The lawsuit contends the new system of case management and coordination services for Medicaid recipients violates federal law governing people in group homes operated by nonprofit and for-profit providers.
The state illegally prevented clients from “receiving services from the qualified, willing provider of their choice,” the suit says.
The suit also contends that DHS violated state law by not going through the formal state “rulemaking process.”
McGlauchlen said the state claimed that the new bidding process was a way to create more logical service territories, reallocate funds and ensure compliance with new, governmental contracting requirements.
The bidding process initiated last year under Republican Gov. Bruce Rauner’s administration and being carried out by Democratic Gov. J.B. Pritzker will mean that WISC and DayOne no longer will be able to do work they had performed for about 30 years.
CISA, which also served clients for three decades, did win a contract, but its nine-county area is changing to 17 counties.
The Springfield-area counties of Sangamon, Menard, Christian and Logan remain in CISA’s new territory, where about 640 clients receive services. CISA is adding many counties south and west of Sangamon, including Montgomery, Macoupin, Morgan and Cass.
McGlauchlen said she is trying to hire caseworkers from other agencies who serve clients in the counties in her new service territory. But 15 to 20 CISA caseworkers serving the current service territory are on track to lose their jobs, she said.
Peoria County, which had been in CISA’s territory for decades, will be served by Decatur-based Prairieland Service Coordination, while the counties of Woodford, Tazewell, Mason and McLean will be served by the Urbana-based Champaign County Regional Planning Commission.
About 760 clients in those Peoria-area counties, including 382 in Peoria County, will receive oversight services from new providers, McGlauchlen said.
Instead of being served by Macomb-based WISC, the counties of Fulton, Stark, Knox, Warren and McDonough will be served by Prairieland.
McGlauchlen said CISA receives $2.3 million annually for serving clients in its current nine-county region. She said she doesn't know whether the new contract with reduce or increase CISA’s funding from the state.
Unless derailed by court or legislative action, the new system will result in clients in 48 counties — including those in the Rockford area — losing oversight services from their longtime independent service coordination agencies, according to Ed McManus, a Wilmette-based consultant for nonprofit and for-profit providers.
Some nonprofits that provided oversight are going out of business after they were denied contracts or decided not to bid because they didn’t want to serve larger territories, McManus said.
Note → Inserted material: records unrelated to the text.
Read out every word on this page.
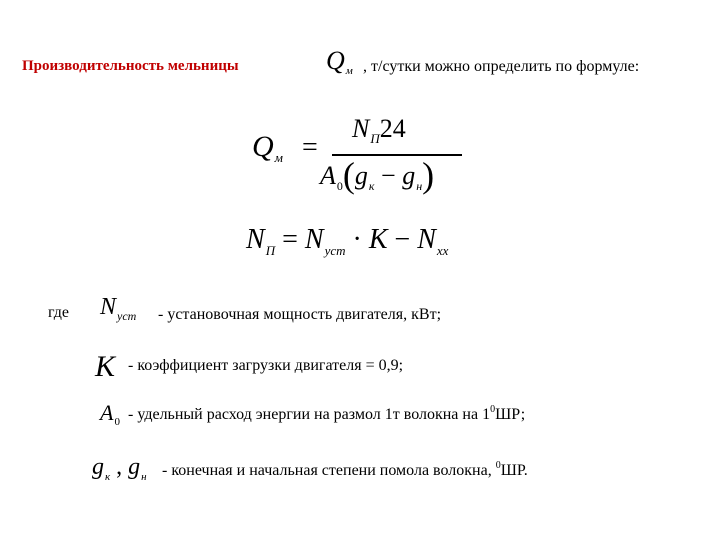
Производительность мельницы	$Q_м$ , т/сутки можно определить по формуле:
$Q_м$ =
$N_П24$
$A_0(g_к - g_н)$
$N_П = N_{уст} \cdot К - N_{хх}$
где $N_{уст}$ - установочная мощность двигателя, кВт;
К - коэффициент загрузки двигателя = 0,9;
$A_0$ - удельный расход энергии на размол 1т волокна на $1^0ШР$;
$g_к$ , $g_н$ - конечная и начальная степени помола волокна, $^0$ШР.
Others, such as CISA, WISC and DayOne, aren’t giving up on preserving the continuity of care for clients, he said.
The state’s bidding and contracting process has faced widespread criticism from independent service coordination agencies and providers of group-home services and other services for people with disabilities, he said.
“The whole thing was done very poorly,” McManus said. “I’m delighted that they’re fighting back.”
Mary Fran Nordstrom, whose developmentally disabled adult son lives in a group home in Peoria, supports the lawsuit.
“It’s time somebody took a good hard look at how the state is approaching this,” she said. “It’s typical of the state. They decide they want to do something and they just ram it down people's throats."
Thought Nordstrom and her family is taking a wait-and-see approach to Prairieland she said many Peoria-area residents “feel very strongly about staying with the people serving them. CISA is a very good agency, and Mary McGlauchlen is a very good person.”